Orioles principal owner Eli S. Jacobs told major-league owners yesterday that his position about selling the team is unchanged.

"What he said is what he has said periodically: The Orioles are not for sale, but he continues to consider proposals that may reach him," baseball commissioner Fay Vincent said yesterday. "He is not pushing to sell the team. . . . I don't believe he is making a major effort to sell them."

A spokesman for Jacobs said, "There is no change in Mr. Jacobs' position regarding the Orioles."

The two-day owners meeting are scheduled to end today. Vincent will hold a news conference to discuss important business conducted this week.

Devereaux not No. 2

Hitting coach Tom McCraw said he doesn't think that Mike Devereaux will end up as the Orioles' regular No. 2 hitter.
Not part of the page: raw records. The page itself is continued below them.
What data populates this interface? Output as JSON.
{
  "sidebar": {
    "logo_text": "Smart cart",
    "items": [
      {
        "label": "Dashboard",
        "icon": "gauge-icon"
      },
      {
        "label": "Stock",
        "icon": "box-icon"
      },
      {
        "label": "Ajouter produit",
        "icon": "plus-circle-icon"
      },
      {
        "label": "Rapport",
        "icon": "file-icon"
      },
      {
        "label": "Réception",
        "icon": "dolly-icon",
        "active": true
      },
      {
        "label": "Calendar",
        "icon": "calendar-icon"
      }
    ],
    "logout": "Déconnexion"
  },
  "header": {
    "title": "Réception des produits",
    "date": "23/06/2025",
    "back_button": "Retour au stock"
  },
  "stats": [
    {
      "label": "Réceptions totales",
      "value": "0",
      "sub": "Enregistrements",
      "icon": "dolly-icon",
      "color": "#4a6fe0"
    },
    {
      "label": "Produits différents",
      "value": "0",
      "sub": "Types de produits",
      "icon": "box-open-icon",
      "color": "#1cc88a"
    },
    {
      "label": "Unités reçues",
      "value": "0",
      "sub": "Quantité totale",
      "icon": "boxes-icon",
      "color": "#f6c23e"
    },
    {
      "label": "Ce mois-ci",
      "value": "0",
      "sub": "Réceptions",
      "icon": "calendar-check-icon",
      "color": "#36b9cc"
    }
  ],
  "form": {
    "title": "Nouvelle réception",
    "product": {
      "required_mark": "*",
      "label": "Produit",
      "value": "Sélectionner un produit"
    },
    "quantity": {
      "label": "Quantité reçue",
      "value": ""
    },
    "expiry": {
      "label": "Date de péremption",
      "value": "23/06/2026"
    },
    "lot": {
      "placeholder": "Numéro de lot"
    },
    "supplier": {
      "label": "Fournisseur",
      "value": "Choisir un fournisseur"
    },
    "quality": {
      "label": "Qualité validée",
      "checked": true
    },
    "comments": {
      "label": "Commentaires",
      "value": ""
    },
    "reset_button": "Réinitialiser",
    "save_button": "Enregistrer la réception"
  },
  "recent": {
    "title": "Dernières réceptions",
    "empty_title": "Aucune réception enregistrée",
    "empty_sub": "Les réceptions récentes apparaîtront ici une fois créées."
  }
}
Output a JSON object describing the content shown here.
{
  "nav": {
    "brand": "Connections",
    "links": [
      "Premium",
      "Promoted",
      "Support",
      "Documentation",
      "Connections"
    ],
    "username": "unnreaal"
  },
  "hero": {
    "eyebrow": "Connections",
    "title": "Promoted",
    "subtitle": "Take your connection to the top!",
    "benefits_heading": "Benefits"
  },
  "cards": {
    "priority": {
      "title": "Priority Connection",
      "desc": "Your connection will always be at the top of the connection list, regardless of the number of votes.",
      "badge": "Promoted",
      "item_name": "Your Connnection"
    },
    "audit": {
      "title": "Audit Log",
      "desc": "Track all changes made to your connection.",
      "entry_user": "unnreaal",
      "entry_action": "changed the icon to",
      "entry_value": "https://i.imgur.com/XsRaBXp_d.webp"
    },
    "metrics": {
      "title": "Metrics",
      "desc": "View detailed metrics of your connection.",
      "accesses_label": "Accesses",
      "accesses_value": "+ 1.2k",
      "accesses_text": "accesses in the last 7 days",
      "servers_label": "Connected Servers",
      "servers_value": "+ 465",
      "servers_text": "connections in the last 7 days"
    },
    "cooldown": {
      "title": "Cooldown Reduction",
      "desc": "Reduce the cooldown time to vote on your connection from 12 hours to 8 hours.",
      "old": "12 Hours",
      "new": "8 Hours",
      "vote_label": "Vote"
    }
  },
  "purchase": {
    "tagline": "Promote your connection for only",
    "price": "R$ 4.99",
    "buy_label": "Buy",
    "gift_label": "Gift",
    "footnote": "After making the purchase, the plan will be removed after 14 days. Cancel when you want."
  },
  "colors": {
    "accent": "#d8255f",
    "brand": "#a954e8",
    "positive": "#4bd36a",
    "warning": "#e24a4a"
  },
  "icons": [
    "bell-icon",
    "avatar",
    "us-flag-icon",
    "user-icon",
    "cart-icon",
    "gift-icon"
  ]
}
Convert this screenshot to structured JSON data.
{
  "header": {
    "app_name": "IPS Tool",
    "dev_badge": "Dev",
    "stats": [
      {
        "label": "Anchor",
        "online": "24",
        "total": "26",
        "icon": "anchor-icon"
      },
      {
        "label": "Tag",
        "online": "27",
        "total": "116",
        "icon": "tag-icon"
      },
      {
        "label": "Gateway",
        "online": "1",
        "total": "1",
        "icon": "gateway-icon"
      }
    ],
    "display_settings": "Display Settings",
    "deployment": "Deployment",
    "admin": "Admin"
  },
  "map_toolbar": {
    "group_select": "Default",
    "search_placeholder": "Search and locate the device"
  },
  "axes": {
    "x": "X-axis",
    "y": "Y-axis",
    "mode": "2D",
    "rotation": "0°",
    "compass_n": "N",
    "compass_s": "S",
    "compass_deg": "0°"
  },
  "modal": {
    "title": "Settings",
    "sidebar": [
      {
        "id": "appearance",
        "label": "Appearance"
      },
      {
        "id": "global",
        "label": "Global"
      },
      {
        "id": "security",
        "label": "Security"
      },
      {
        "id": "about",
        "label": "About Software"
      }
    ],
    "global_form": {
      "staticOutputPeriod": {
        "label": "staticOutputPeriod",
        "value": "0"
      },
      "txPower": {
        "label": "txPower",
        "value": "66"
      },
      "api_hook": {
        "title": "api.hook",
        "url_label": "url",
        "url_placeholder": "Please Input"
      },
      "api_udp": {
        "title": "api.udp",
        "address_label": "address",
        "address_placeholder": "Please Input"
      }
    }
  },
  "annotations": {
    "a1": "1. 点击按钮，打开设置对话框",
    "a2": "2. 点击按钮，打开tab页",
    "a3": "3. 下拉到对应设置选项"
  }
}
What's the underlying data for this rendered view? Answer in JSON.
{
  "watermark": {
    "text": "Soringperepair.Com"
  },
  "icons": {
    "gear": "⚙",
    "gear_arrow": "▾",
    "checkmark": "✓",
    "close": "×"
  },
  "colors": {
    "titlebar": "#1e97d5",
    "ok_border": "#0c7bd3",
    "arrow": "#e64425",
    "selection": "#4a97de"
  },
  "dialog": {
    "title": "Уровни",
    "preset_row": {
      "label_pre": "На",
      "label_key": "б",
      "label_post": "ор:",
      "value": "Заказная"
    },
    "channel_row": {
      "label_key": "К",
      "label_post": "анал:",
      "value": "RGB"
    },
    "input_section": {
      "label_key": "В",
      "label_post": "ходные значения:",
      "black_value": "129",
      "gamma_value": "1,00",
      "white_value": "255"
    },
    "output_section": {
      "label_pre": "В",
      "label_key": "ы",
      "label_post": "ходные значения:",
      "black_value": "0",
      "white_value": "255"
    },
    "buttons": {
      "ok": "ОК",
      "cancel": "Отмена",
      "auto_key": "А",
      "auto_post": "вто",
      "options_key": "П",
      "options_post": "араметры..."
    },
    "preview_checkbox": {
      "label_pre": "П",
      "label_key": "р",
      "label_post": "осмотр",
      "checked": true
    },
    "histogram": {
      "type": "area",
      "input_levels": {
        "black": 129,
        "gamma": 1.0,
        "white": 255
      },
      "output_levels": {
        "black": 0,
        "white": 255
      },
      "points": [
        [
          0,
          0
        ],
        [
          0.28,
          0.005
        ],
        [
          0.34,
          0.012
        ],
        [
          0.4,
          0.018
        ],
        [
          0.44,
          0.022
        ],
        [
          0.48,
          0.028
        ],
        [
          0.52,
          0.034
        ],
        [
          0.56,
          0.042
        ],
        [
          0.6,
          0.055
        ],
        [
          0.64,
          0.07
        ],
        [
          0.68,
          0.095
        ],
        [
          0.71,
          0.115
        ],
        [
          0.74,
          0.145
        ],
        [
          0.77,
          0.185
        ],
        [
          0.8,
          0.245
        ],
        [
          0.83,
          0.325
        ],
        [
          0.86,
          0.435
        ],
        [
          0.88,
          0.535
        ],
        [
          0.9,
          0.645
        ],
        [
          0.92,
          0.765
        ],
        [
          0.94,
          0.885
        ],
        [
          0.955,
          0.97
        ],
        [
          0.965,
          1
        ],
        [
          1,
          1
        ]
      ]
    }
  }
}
The sixth spot in the order might be more comfortable.

"That's the ideal spot for Devereaux," McCraw said. "He has the ability to adjust. He adjusted to the leadoff spot, and he'll adjust to hitting second. But in the No. 2 spot, you want a hitting magician who can hit and run and bunt. In the sixth spot, he can stretch out the long ball and give you some speed in the middle of the order."

Devereaux has been the leadoff hitter by necessity, but the arrival of Luis Mercedes could make it necessary to relocate -- in the Orioles lineup.

Tackett makes debut

Catcher Jeff Tackett made his major-league debut behind the plate for the Orioles and walked in his first plate appearance in a two-run second inning.


The Orioles' Instructional League team begins workouts today at Twin Lakes Park in Sarasota, Fla. The organization has sent 33 players to work under manager Red Nichols. . . . Cal Ripken's 27th home run Tuesday night pushed the total funds raised by the Reading, Runs and Ripken literacy program to $108,417.

Mark Hyman of The Sun's sports staff contributed to this article.